Despite the agreement on extra production cuts, pressure on Russia to reduce output was relieved after it won a major technical concession Thursday over how the cartel measures what counts as output. Gas condensate, which made-up around 8% of Russia’s quota will now be removed from the calculations, freeing-up Moscow to leave its output barely changed.
Russia has been one of the least-compliant parties with the current agreement, under which it should have cut output to 11.2 million bpd. In fact, Russia has been pumping 250,000 bpd over target throughout the third quarter. Even with the extra cuts, excluding gas means Russia is almost hitting its agreed-upon output, Novak told fellow oil ministers in Vienna.
“Russia has struggled to bring its oil production in line with its previous cap, having pumped more than its allotment since August, but with the new quota, the country would have been nearly in compliance in November,” said analysts at ratings agency Standard & Poor’s.
Ahead of the meeting, Russia’s oil producers adopted a tough stance, telling Novak they would refuse to countenance deeper production cuts until the current deal was up for renewal in March 2020.
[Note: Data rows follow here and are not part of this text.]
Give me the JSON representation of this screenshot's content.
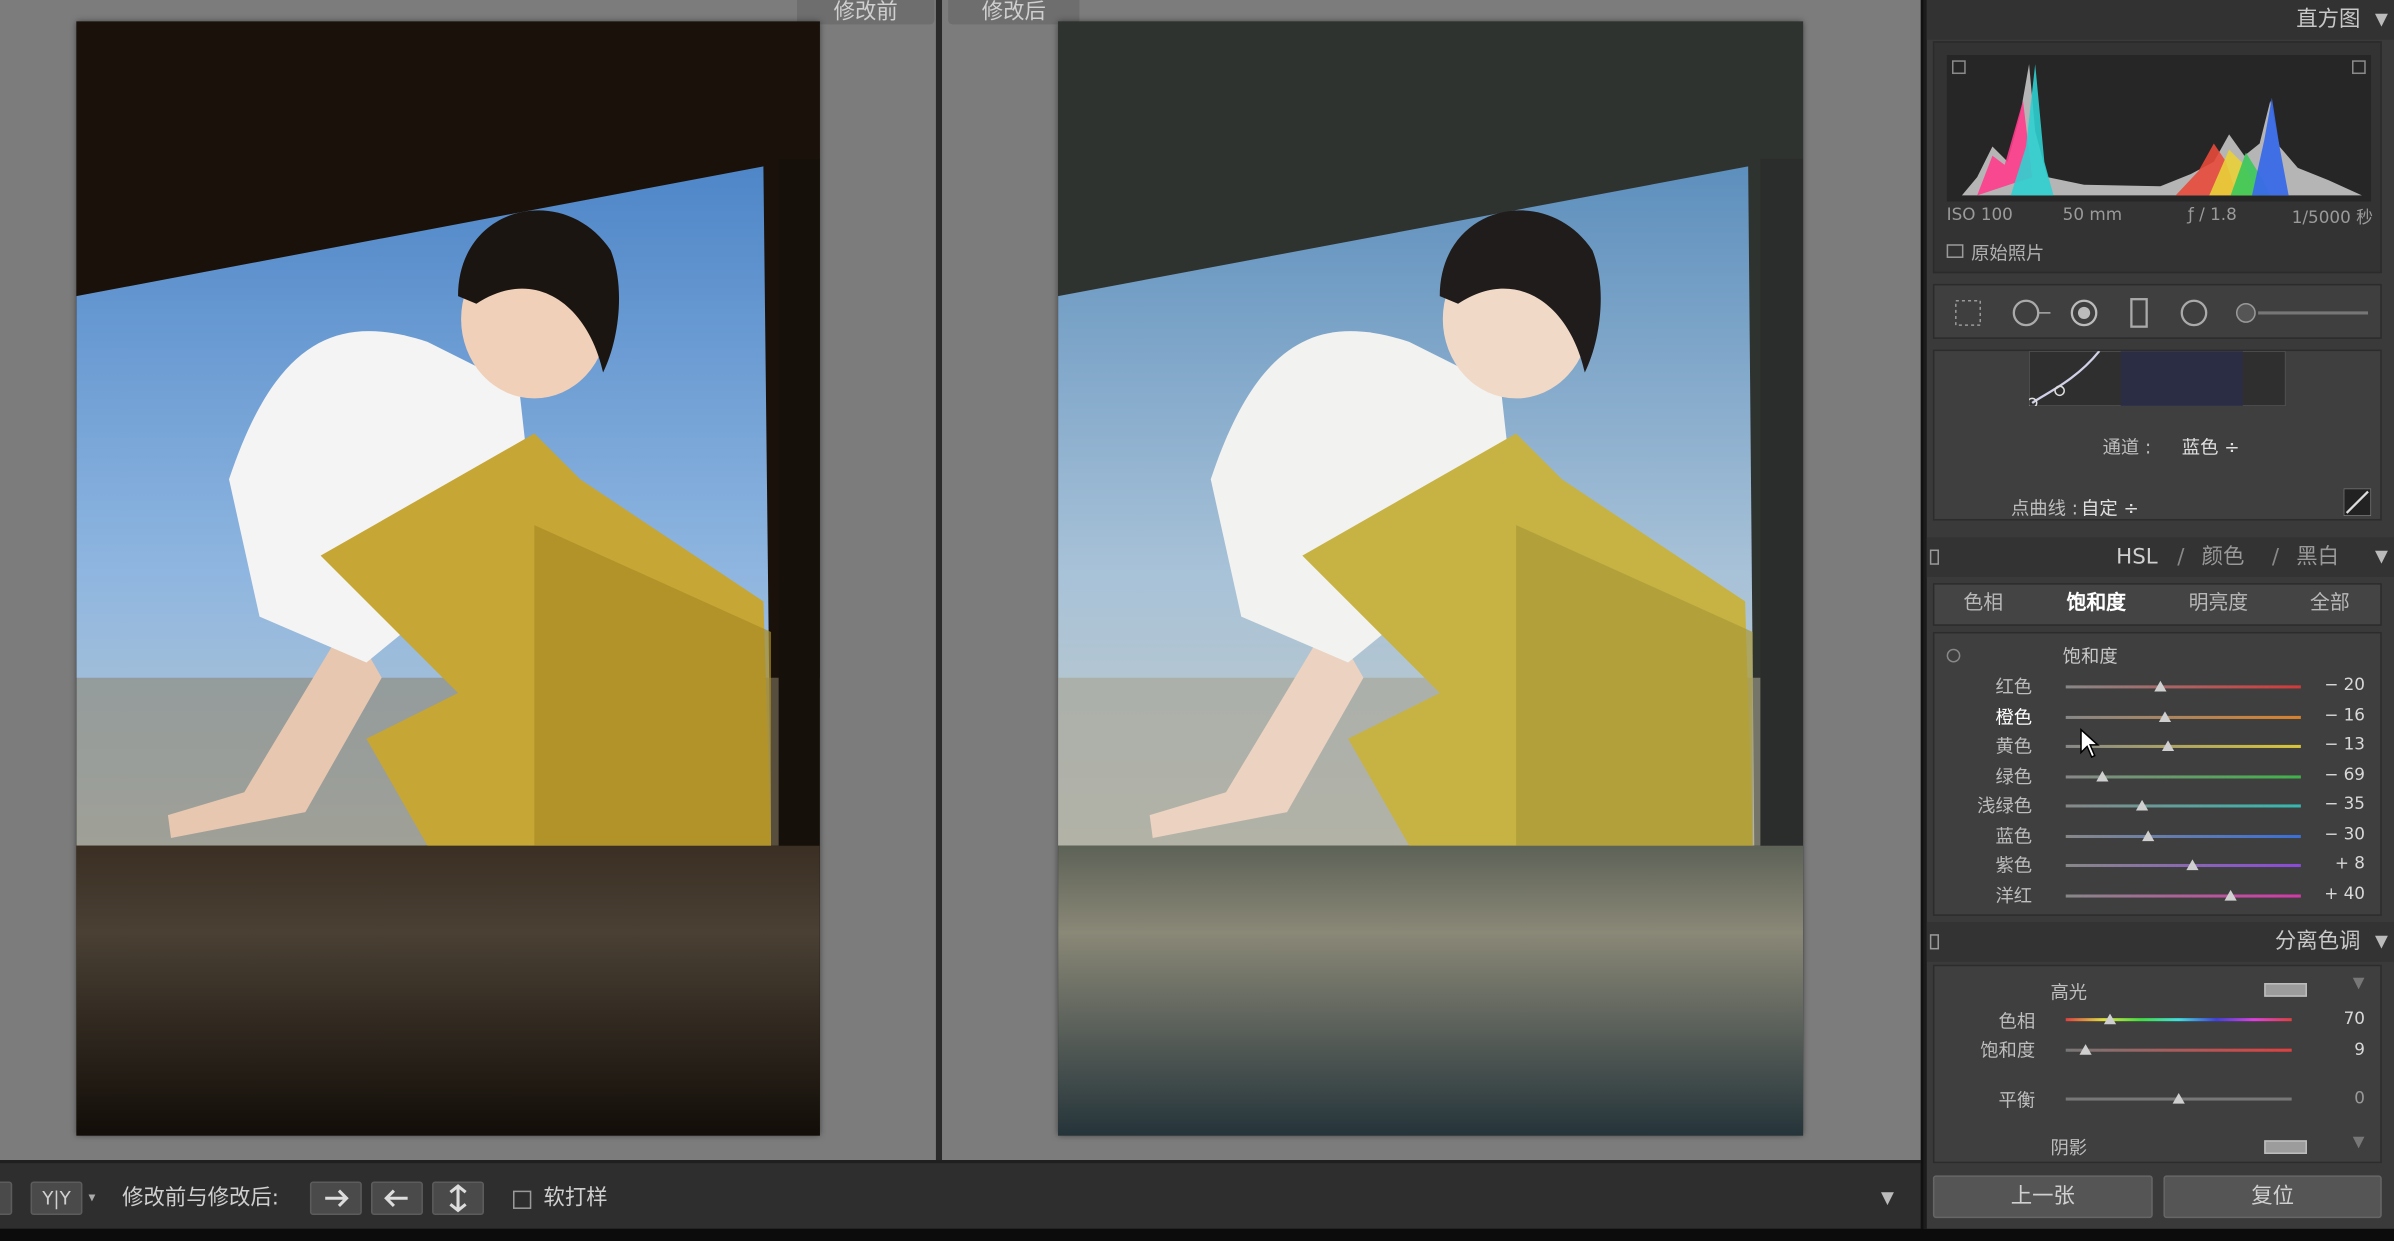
{
  "compare": {
    "before_label": "修改前",
    "after_label": "修改后"
  },
  "toolbar": {
    "view_mode_label": "Y|Y",
    "compare_label": "修改前与修改后:",
    "soft_proof_label": "软打样"
  },
  "histogram": {
    "title": "直方图",
    "iso": "ISO 100",
    "focal_length": "50 mm",
    "aperture": "ƒ / 1.8",
    "shutter": "1/5000 秒",
    "original_photo_label": "原始照片"
  },
  "tone_curve": {
    "channel_label": "通道 :",
    "channel_value": "蓝色 ÷",
    "point_curve_label": "点曲线 :",
    "point_curve_value": "自定 ÷"
  },
  "hsl": {
    "header_hsl": "HSL",
    "header_color": "颜色",
    "header_bw": "黑白",
    "sep": "/",
    "tabs": [
      "色相",
      "饱和度",
      "明亮度",
      "全部"
    ],
    "active_tab": "饱和度",
    "section_label": "饱和度",
    "sliders": [
      {
        "label": "红色",
        "value": "− 20",
        "amount": -20,
        "gradient": [
          "#888888",
          "#d23a3a"
        ]
      },
      {
        "label": "橙色",
        "value": "− 16",
        "amount": -16,
        "gradient": [
          "#888888",
          "#d9822b"
        ]
      },
      {
        "label": "黄色",
        "value": "− 13",
        "amount": -13,
        "gradient": [
          "#888888",
          "#d8c53a"
        ]
      },
      {
        "label": "绿色",
        "value": "− 69",
        "amount": -69,
        "gradient": [
          "#888888",
          "#3fb34a"
        ]
      },
      {
        "label": "浅绿色",
        "value": "− 35",
        "amount": -35,
        "gradient": [
          "#888888",
          "#35b8b0"
        ]
      },
      {
        "label": "蓝色",
        "value": "− 30",
        "amount": -30,
        "gradient": [
          "#888888",
          "#3a6fd8"
        ]
      },
      {
        "label": "紫色",
        "value": "+ 8",
        "amount": 8,
        "gradient": [
          "#888888",
          "#8a4ad8"
        ]
      },
      {
        "label": "洋红",
        "value": "+ 40",
        "amount": 40,
        "gradient": [
          "#888888",
          "#d23aa8"
        ]
      }
    ]
  },
  "split_toning": {
    "title": "分离色调",
    "highlights_label": "高光",
    "hue_label": "色相",
    "hue_value": "70",
    "hue_amount": 70,
    "saturation_label": "饱和度",
    "saturation_value": "9",
    "saturation_amount": 9,
    "balance_label": "平衡",
    "balance_value": "0",
    "balance_amount": 0,
    "shadows_label": "阴影"
  },
  "nav": {
    "prev_label": "上一张",
    "reset_label": "复位"
  },
  "colors": {
    "panel_bg": "#3a3a3a",
    "compare_bg": "#7c7c7c",
    "accent_text": "#ffffff"
  }
}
The new targets will be in force for January, February and March 2020, when the OPEC+ group will hold a fresh high-level meeting to agree on further production targets.
Shares in Russian oil giant Lukoil were up 1%, while state-backed Rosneft climbed 1.4% on confirmation of the deal.
Benchmark prices for Brent crude rose 6% over the course of the meeting in Vienna to stand north of $64 per barrel.